When Love Is Not Enough

A year ago today, we sat by Tarica’s bed at Children’s Hospital of Pittsburgh, waiting for the MRI results. We did not know what was wrong with her, and we prayed for strength to face the verdict.

Today, another set of parents sit by the bedside of another little girl in another hospital. Shianna had a severe seizure last night and was airlifted because she was unresponsive. I don’t want to think about the terror her parents felt. And her story strikes closely home: She is my cousin’s daughter.

After I heard the news, I put my head down on the table and cried one big gulping sob. But no more. Tears would not help. I sat up, wiped my eyes, and reached for the words.

This one is for Shianna, for all the little ones who fight battles bigger than they are, battles that break our hearts.

* * *

When they were small and sad, I held them until they smiled. When they fell in those first toddling steps, I scooped them up and kissed away the hurt.

Our world was little and safe and predictable. I doctored scrapes and colds, and I made oatmeal and promises, and we all lived as happily as if Ever After was now. I loved my children so strong it felt as if nothing could touch us.

But reality pricked holes into my cocoon of safety. There was the burn on Jenica’s face, scars she still wears. There was Tarica’s colic, and there was Micah’s repeated bronchiolitus/asthma attacks during his first year. There was the challenge of helping our daughters negotiate broadening social worlds and the difficulties found outside our sheltering walls.

My children faced problems I could not fix. I was helpless to counteract their pain, and it hurt. I wanted nothing more than to preserve our safe little world.

And then came—not a pinprick, but a slash, a tear, a gash through my world. Epilepsy took away my safety net, and I fell and fell and fell.

I could not love her enough to protect her, to heal her, to make promises, and it was a slash, a tear, a gash through my heart.

I think all mothers face this sooner or later. Some lose that safe cocoon on the day they find the unmistakable stamp of Down’s syndrome on their precious newborn’s face. Some lose their safety net in weeks spent in the NICU or in the wreckage of an accident or in the irrevocable words of a medical diagnosis. Social rejection. Academic failure. Marital conflict. Brutal words.

My love is not enough to keep my children safe.

What does a mother do when love is not enough?

She cries. She worries. She fears. She hugs them until they squirm in protest.

She alone is the mother of these children. No one else has loved them as she has, and who else feels this pain so deeply?

But if she is to be comforted, she also prays, because who else but God can comfort?

Lord, be for my children what I cannot.

And love—His love—is enough to bring us safely home.

* * *

P.S. I talked with Shianna’s aunt this morning, and it sounds like she is doing better. They suspect it was a febrile seizure.

No matter the diagnosis, it will be a long time before her parents forget the terror. I pray they will know God’s peace and comfort in the coming days.

12 thoughts on “When Love Is Not Enough

  1. Thanks for this post, Stephanie! I am a mother to a Down Syndrome son. I fell and fell and fell…….( I love the way you expressed that!) I cry. I worry. I fear. I hug……sometimes I doubt. And always that gash in the safety net reveals things that will never be the same. But I hope too. And I pray. And I grapple to find that Hand to hold on to. But that Hand never moved. He was there all the time. It was I, that struggled and floundered like a fish in a net. He still is. He still cares. He is there. He is.
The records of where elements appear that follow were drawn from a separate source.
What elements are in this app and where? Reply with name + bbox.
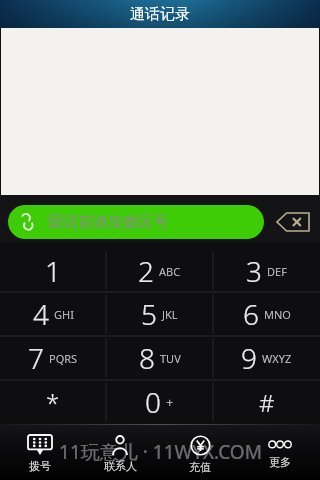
button[interactable]: 充值 (160, 424, 240, 480)
staticText: GHI (54, 307, 74, 322)
staticText: # (259, 386, 275, 419)
button[interactable]: 6 (213, 292, 320, 336)
staticText: PQRS (49, 351, 78, 366)
button[interactable]: 3 (213, 249, 320, 292)
staticText: 9 (241, 339, 257, 377)
staticText: 2 (138, 252, 154, 290)
staticText: 1 (45, 252, 61, 290)
staticText: + (166, 393, 174, 411)
staticText: 固话前请加拨区号 (48, 213, 168, 232)
button[interactable]: 7 (0, 336, 106, 380)
button[interactable]: 更多 (240, 424, 320, 480)
staticText: 联系人 (104, 459, 137, 473)
staticText: 11玩意儿 · 11WYX.COM (59, 439, 262, 465)
button[interactable]: 固话前请加拨区号 (8, 205, 264, 239)
staticText: 3 (246, 252, 262, 290)
staticText: 4 (33, 295, 49, 333)
button[interactable]: Backspace (274, 205, 312, 239)
button[interactable]: 拨号 (0, 424, 80, 480)
button[interactable]: 8 (106, 336, 213, 380)
staticText: DEF (267, 264, 287, 279)
staticText: 更多 (269, 455, 291, 469)
button[interactable]: 9 (213, 336, 320, 380)
staticText: WXYZ (262, 351, 292, 366)
button[interactable]: 5 (106, 292, 213, 336)
staticText: 5 (141, 295, 157, 333)
staticText: 0 (145, 383, 161, 421)
staticText: 7 (28, 339, 44, 377)
button[interactable]: 0 (106, 380, 213, 424)
staticText: * (46, 386, 60, 419)
button[interactable]: 4 (0, 292, 106, 336)
button[interactable]: * (0, 380, 106, 424)
staticText: JKL (162, 307, 178, 322)
staticText: 拨号 (29, 459, 51, 473)
button[interactable]: 2 (106, 249, 213, 292)
staticText: MNO (264, 307, 291, 322)
staticText: TUV (160, 351, 181, 366)
button[interactable]: # (213, 380, 320, 424)
staticText: 通话记录 (130, 5, 190, 24)
button[interactable]: 联系人 (80, 424, 160, 480)
button[interactable]: 1 (0, 249, 106, 292)
staticText: 8 (139, 339, 155, 377)
staticText: 6 (243, 295, 259, 333)
staticText: 充值 (189, 460, 211, 474)
staticText: ABC (159, 264, 181, 279)
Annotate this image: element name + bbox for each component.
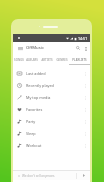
staticText: ALBUMS — [26, 58, 38, 62]
button[interactable]: More options for Workout — [82, 142, 89, 149]
staticText: 14:51 — [78, 36, 88, 41]
staticText: Recently played — [26, 83, 54, 88]
button[interactable]: PLAYLISTS — [69, 54, 90, 65]
button[interactable]: Favorites — [13, 103, 90, 115]
button[interactable]: Sleep — [13, 127, 90, 139]
button[interactable]: We don't sell anymore. — [13, 171, 90, 180]
button[interactable]: My top media — [13, 91, 90, 103]
staticText: PLAYLISTS — [72, 58, 87, 62]
staticText: GENRES — [56, 58, 68, 62]
button[interactable]: Last added — [13, 67, 90, 79]
button[interactable]: Search — [74, 44, 82, 52]
button[interactable]: Party — [13, 115, 90, 127]
button[interactable]: More options for Last added — [82, 70, 89, 77]
button[interactable]: ALBUMS — [25, 54, 39, 65]
button[interactable]: More options for Favorites — [82, 106, 89, 113]
button[interactable]: Open navigation drawer — [16, 44, 24, 52]
button[interactable]: SONGS — [13, 54, 25, 65]
button[interactable]: GENRES — [55, 54, 69, 65]
button[interactable]: More options for Recently played — [82, 82, 89, 89]
staticText: Favorites — [26, 107, 43, 112]
staticText: My top media — [26, 95, 51, 100]
staticText: Last added — [26, 71, 46, 76]
button[interactable]: Play — [77, 171, 90, 180]
staticText: OffMusic — [26, 45, 44, 51]
button[interactable]: More options for My top media — [82, 94, 89, 101]
button[interactable]: Workout — [13, 139, 90, 151]
staticText: ARTISTS — [41, 58, 53, 62]
staticText: SONGS — [14, 58, 24, 62]
staticText: We don't sell anymore. — [22, 174, 56, 178]
button[interactable]: ARTISTS — [39, 54, 55, 65]
button[interactable]: Recently played — [13, 79, 90, 91]
button[interactable]: More options — [82, 45, 89, 52]
button[interactable]: More options for Sleep — [82, 130, 89, 137]
staticText: Sleep — [26, 131, 36, 136]
staticText: Party — [26, 119, 36, 124]
button[interactable]: More options for Party — [82, 118, 89, 125]
staticText: Workout — [26, 143, 42, 148]
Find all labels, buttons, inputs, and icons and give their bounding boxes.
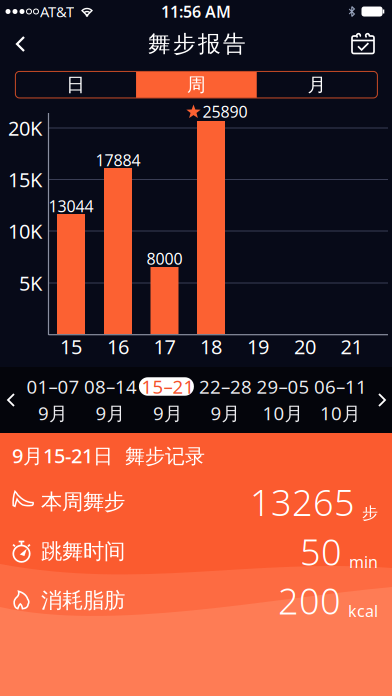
staticText: 本周舞步 [41,489,125,515]
staticText: 周 [187,73,206,96]
staticText: 10K [8,218,42,244]
staticText: 9月15-21日 舞步记录 [12,442,205,469]
staticText: 5K [19,270,42,296]
staticText: 跳舞时间 [41,538,125,565]
staticText: 21 [340,333,362,360]
staticText: 11:56 AM [161,1,231,22]
button[interactable]: 29–05 [254,367,312,433]
staticText: 9月 [153,401,183,425]
staticText: 22–28 [199,374,252,399]
staticText: 月 [308,73,326,96]
staticText: 200 [278,577,341,624]
staticText: 日 [66,73,85,96]
staticText: 步 [362,503,378,523]
button[interactable]: 15–21 [140,367,196,433]
staticText: 08–14 [84,374,137,399]
staticText: 18 [200,333,222,360]
staticText: min [349,551,378,572]
button[interactable]: 01–07 [24,367,82,433]
staticText: 9月 [96,401,126,425]
staticText: 8000 [146,248,182,269]
button[interactable]: Previous weeks [4,390,20,410]
staticText: 06–11 [314,374,367,399]
staticText: 10月 [262,401,304,425]
button[interactable]: 日 [17,72,135,98]
button[interactable]: 06–11 [312,367,369,433]
staticText: 20 [294,333,316,360]
staticText: 13265 [250,478,355,526]
staticText: 25890 [202,101,248,122]
staticText: 20K [8,115,42,141]
staticText: 消耗脂肪 [41,587,125,614]
staticText: 50 [300,528,342,575]
staticText: 17884 [96,149,140,171]
staticText: 29–05 [256,374,310,399]
button[interactable]: 月 [258,72,376,98]
staticText: 9月 [38,401,68,425]
staticText: 13044 [48,195,94,217]
staticText: 17 [154,333,176,360]
staticText: 舞步报告 [148,30,246,58]
staticText: AT&T [40,2,74,21]
staticText: 9月 [210,401,240,425]
staticText: kcal [348,600,378,621]
staticText: 15K [8,166,42,193]
staticText: 10月 [320,401,361,425]
button[interactable]: Back [10,30,44,58]
button[interactable]: 22–28 [197,367,254,433]
button[interactable]: 08–14 [82,367,139,433]
button[interactable]: 周 [136,72,257,98]
button[interactable]: Next weeks [373,390,389,410]
staticText: 15 [60,333,82,360]
staticText: 19 [247,333,269,360]
staticText: 01–07 [26,374,80,399]
button[interactable]: Calendar [346,30,380,60]
staticText: 16 [107,333,129,360]
staticText: 15–21 [142,374,194,399]
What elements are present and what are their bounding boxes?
  2. I too shed tears last night. I too know the feeling of uncertianty because of seizures, in our children. Shianna’s mother is my neice. I cried for the parents, I love them. Our daughter was sensitive because she knows what seizures are and Shiannas mother is a special cousin. I took such comfort in knowing God had them all in the palm of His hand! He loves and cares for His own… even through these difficult things. Diane

  3. Stephanie,
    Your words are so touching and moving and true. Again, you minister to me.
    Thank you so much. I’ve added Shianna and her family to my prayer list.

  4. Thank you for ministering to us in the midst of your own journey. Those words were what I needed to hear at the end of this difficult week!
    “Lord be for my children what I cannot” ….and He can!

  5. I have been following your story through your blog and yesterday read this post through blinding tears. My little girl (a prison baby but child of my heart) flew away from me suddenly yesterday in an accident on the highway in front of our house. She is safe but oh it hurts! thanks to God for His comfort.

    • Oh, Glenda. My heart hurts for you. May the One who holds your baby hold you also, so closely, so securely that you cannot doubt His love.

      I will pray for you.

  6. Thank you for this beautiful post, Stephanie. It blesses me to think that as I long and sometimes agonize over my children, so the Father does over us as His children. He is such a powerful, but tender Father. I’m so happy to be His daughter, and safe in His care, even if I don’t understand His ways or wisdom all the time.